This project reviewed the criminal defence of insanity (section 23 of the Crimes Act 1961), and Ministerial release arrangements for patients detained on the grounds of insanity or unfitness to stand trial.A final report was published and tabled in Parliament in December 2010.
Terms of reference
The Law Commission has been directed to review the current defence of insanity (section 23 of the Crimes Act 1961) and in particular to consider:
- Whether the defence is appropriate in its nature and scope.
- If not, whether it should be abolished or modified.
- The way in which the defence should be put to and considered by the court.
- Issues relating to the burden and standard of proof.
In relation to partial defences, the Commission has been asked to further consider issues arising from its recommendations in Some Criminal Defences with Particular Reference to Battered Defendants, including:
- Will the repeal of partial defences unduly disadvantage persons with mental illness or disability, battered defendants, and any other minority groups who may be particularly reliant on such defences?
- Undertake gender analysis of the current operation of partial defences, and in light of this, consider the gender implications of the recommendation for partial defence repeal.
- Is there a risk of unduly harsh sentences under section 102 of the Sentencing Act as currently drafted (and should the section therefore be amended) if partial defences are repealed?
- Is the stigma of a murder conviction appropriate for persons who have acted by reason of adverse circumstances for which society may feel some sympathy?
- Should there be a separate defence for battered defendants, in addition to or instead of current defences?
In relation to infanticide, not previously considered by the Commission:
- Are the current criteria for the defence as provided for in section 178 of the Crimes Act appropriate?

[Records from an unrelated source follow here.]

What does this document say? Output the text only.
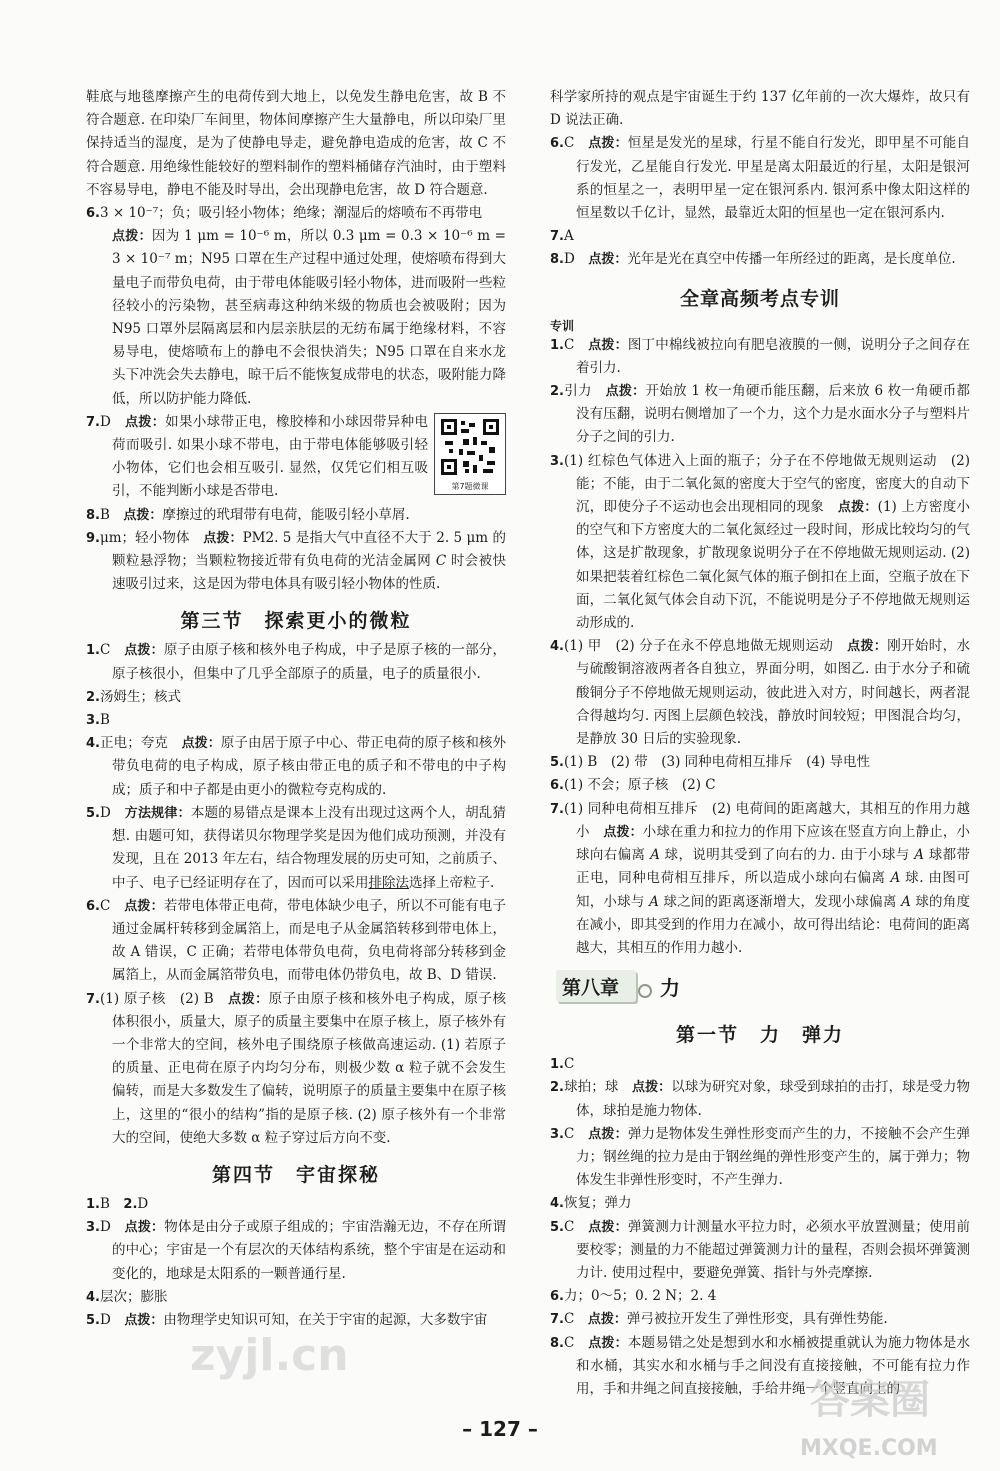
鞋底与地毯摩擦产生的电荷传到大地上，以免发生静电危害，故 B 不符合题意. 在印染厂车间里，物体间摩擦产生大量静电，所以印染厂里保持适当的湿度，是为了使静电导走，避免静电造成的危害，故 C 不符合题意. 用绝缘性能较好的塑料制作的塑料桶储存汽油时，由于塑料不容易导电，静电不能及时导出，会出现静电危害，故 D 符合题意.

6.3 × 10⁻⁷；负；吸引轻小物体；绝缘；潮湿后的熔喷布不再带电
点拨：因为 1 μm = 10⁻⁶ m，所以 0.3 μm = 0.3 × 10⁻⁶ m = 3 × 10⁻⁷ m；N95 口罩在生产过程中通过处理，使熔喷布得到大量电子而带负电荷，由于带电体能吸引轻小物体，进而吸附一些粒径较小的污染物，甚至病毒这种纳米级的物质也会被吸附；因为 N95 口罩外层隔离层和内层亲肤层的无纺布属于绝缘材料，不容易导电，使熔喷布上的静电不会很快消失；N95 口罩在自来水龙头下冲洗会失去静电，晾干后不能恢复成带电的状态，吸附能力降低，所以防护能力降低.

第7题微课

7.D　 点拨：如果小球带正电，橡胶棒和小球因带异种电荷而吸引. 如果小球不带电，由于带电体能够吸引轻小物体，它们也会相互吸引. 显然，仅凭它们相互吸引，不能判断小球是否带电.

8.B　 点拨：摩擦过的玳瑁带有电荷，能吸引轻小草屑.

9.μm；轻小物体　 点拨：PM2. 5 是指大气中直径不大于 2. 5 μm 的颗粒悬浮物；当颗粒物接近带有负电荷的光洁金属网 C 时会被快速吸引过来，这是因为带电体具有吸引轻小物体的性质.

第三节　探索更小的微粒

1.C　 点拨：原子由原子核和核外电子构成，中子是原子核的一部分，原子核很小，但集中了几乎全部原子的质量，电子的质量很小.

2.汤姆生；核式

3.B

4.正电；夸克　 点拨：原子由居于原子中心、带正电荷的原子核和核外带负电荷的电子构成，原子核由带正电的质子和不带电的中子构成；质子和中子都是由更小的微粒夸克构成的.

5.D　 方法规律：本题的易错点是课本上没有出现过这两个人，胡乱猜想. 由题可知，获得诺贝尔物理学奖是因为他们成功预测，并没有发现，且在 2013 年左右，结合物理发展的历史可知，之前质子、中子、电子已经证明存在了，因而可以采用排除法选择上帝粒子.

6.C　 点拨：若带电体带正电荷，带电体缺少电子，所以不可能有电子通过金属杆转移到金属箔上，而是电子从金属箔转移到带电体上，故 A 错误，C 正确；若带电体带负电荷，负电荷将部分转移到金属箔上，从而金属箔带负电，而带电体仍带负电，故 B、D 错误.

7.(1) 原子核　(2) B　 点拨：原子由原子核和核外电子构成，原子核体积很小，质量大，原子的质量主要集中在原子核上，原子核外有一个非常大的空间，核外电子围绕原子核做高速运动. (1) 若原子的质量、正电荷在原子内均匀分布，则极少数 α 粒子就不会发生偏转，而是大多数发生了偏转，说明原子的质量主要集中在原子核上，这里的“很小的结构”指的是原子核. (2) 原子核外有一个非常大的空间，使绝大多数 α 粒子穿过后方向不变.

第四节　宇宙探秘

1.B　 2.D

3.D　 点拨：物体是由分子或原子组成的；宇宙浩瀚无边，不存在所谓的中心；宇宙是一个有层次的天体结构系统，整个宇宙是在运动和变化的，地球是太阳系的一颗普通行星.

4.层次；膨胀

5.D　 点拨：由物理学史知识可知，在关于宇宙的起源，大多数宇宙

科学家所持的观点是宇宙诞生于约 137 亿年前的一次大爆炸，故只有 D 说法正确.

6.C　 点拨：恒星是发光的星球，行星不能自行发光，即甲星不可能自行发光，乙星能自行发光. 甲星是离太阳最近的行星，太阳是银河系的恒星之一，表明甲星一定在银河系内. 银河系中像太阳这样的恒星数以千亿计，显然，最靠近太阳的恒星也一定在银河系内.

7.A

8.D　 点拨：光年是光在真空中传播一年所经过的距离，是长度单位.

全章高频考点专训
专训

1.C　 点拨：图丁中棉线被拉向有肥皂液膜的一侧，说明分子之间存在着引力.

2.引力　 点拨：开始放 1 枚一角硬币能压翻，后来放 6 枚一角硬币都没有压翻，说明右侧增加了一个力，这个力是水面水分子与塑料片分子之间的引力.

3.(1) 红棕色气体进入上面的瓶子；分子在不停地做无规则运动　(2) 能；不能，由于二氧化氮的密度大于空气的密度，密度大的自动下沉，即使分子不运动也会出现相同的现象　 点拨：(1) 上方密度小的空气和下方密度大的二氧化氮经过一段时间，形成比较均匀的气体，这是扩散现象，扩散现象说明分子在不停地做无规则运动. (2) 如果把装着红棕色二氧化氮气体的瓶子倒扣在上面，空瓶子放在下面，二氧化氮气体会自动下沉，不能说明是分子不停地做无规则运动形成的.

4.(1) 甲　(2) 分子在永不停息地做无规则运动　 点拨：刚开始时，水与硫酸铜溶液两者各自独立，界面分明，如图乙. 由于水分子和硫酸铜分子不停地做无规则运动，彼此进入对方，时间越长，两者混合得越均匀. 丙图上层颜色较浅，静放时间较短；甲图混合均匀，是静放 30 日后的实验现象.

5.(1) B　(2) 带　(3) 同种电荷相互排斥　(4) 导电性

6.(1) 不会；原子核　(2) C

7.(1) 同种电荷相互排斥　(2) 电荷间的距离越大，其相互的作用力越小　 点拨：小球在重力和拉力的作用下应该在竖直方向上静止，小球向右偏离 A 球，说明其受到了向右的力. 由于小球与 A 球都带正电，同种电荷相互排斥，所以造成小球向右偏离 A 球. 由图可知，小球与 A 球之间的距离逐渐增大，发现小球偏离 A 球的角度在减小，即其受到的作用力在减小，故可得出结论：电荷间的距离越大，其相互的作用力越小.

第八章 力
第一节　力　弹力

1.C

2.球拍；球　 点拨：以球为研究对象，球受到球拍的击打，球是受力物体，球拍是施力物体.

3.C　 点拨：弹力是物体发生弹性形变而产生的力，不接触不会产生弹力；钢丝绳的拉力是由于钢丝绳的弹性形变产生的，属于弹力；物体发生非弹性形变时，不产生弹力.

4.恢复；弹力

5.C　 点拨：弹簧测力计测量水平拉力时，必须水平放置测量；使用前要校零；测量的力不能超过弹簧测力计的量程，否则会损坏弹簧测力计. 使用过程中，要避免弹簧、指针与外壳摩擦.

6.力；0～5；0. 2 N；2. 4

7.C　 点拨：弹弓被拉开发生了弹性形变，具有弹性势能.

8.C　 点拨：本题易错之处是想到水和水桶被提重就认为施力物体是水和水桶，其实水和水桶与手之间没有直接接触，不可能有拉力作用，手和井绳之间直接接触，手给井绳一个竖直向上的

zyjl.cn
答案圈
MXQE.COM
– 127 –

- The significance (if any) of its character as a hybrid offence/partial defence – eg, should infanticide be included consistent with the Law Commission recommendation to repeal provocation and not to introduce diminished responsibility, or did Parliament intend in framing it as a hybrid offence/partial defence to signal a unique status.
- Reform options including whether section 178 should be repealed.
Mental Impairment Decision-Making and the Insanity Defence (NZLC R120, 2010)
The Commission's Report, Mental Impairment Decision-Making and the Insanity Defence (NZLC R120, 2010) recommends a new decision-making framework for special patients, special care recipients, and restricted patients. Currently, their discharge, reclassification, and long leave for more than 7 days is dealt with by Ministers (the Minister of Health and, sometimes, the Attorney-General). Instead, we recommend a new Tribunal, the removal of the Minister of the Health from the process, and some slight modification to the Attorney-General’s functions.
The report also reviews the insanity defence in section 23 of the Crimes Act 1961. The defence, despite being quite old-fashioned, is generally thought to be working as well as could be promised by any of the available reform options. All of the options are flawed, in one way or another. No change to the defence is proposed.
The Government agreed with the Commission’s key recommendation that changes should not be made to the defence of insanity. The Government also agreed there are issues with Ministerial decision-making under the Criminal Procedure (Mentally Impaired Persons) Act 2003 and the recommendation instead for an independent tribunal has merit, as do the other recommendations for reform to the Act and other legislation.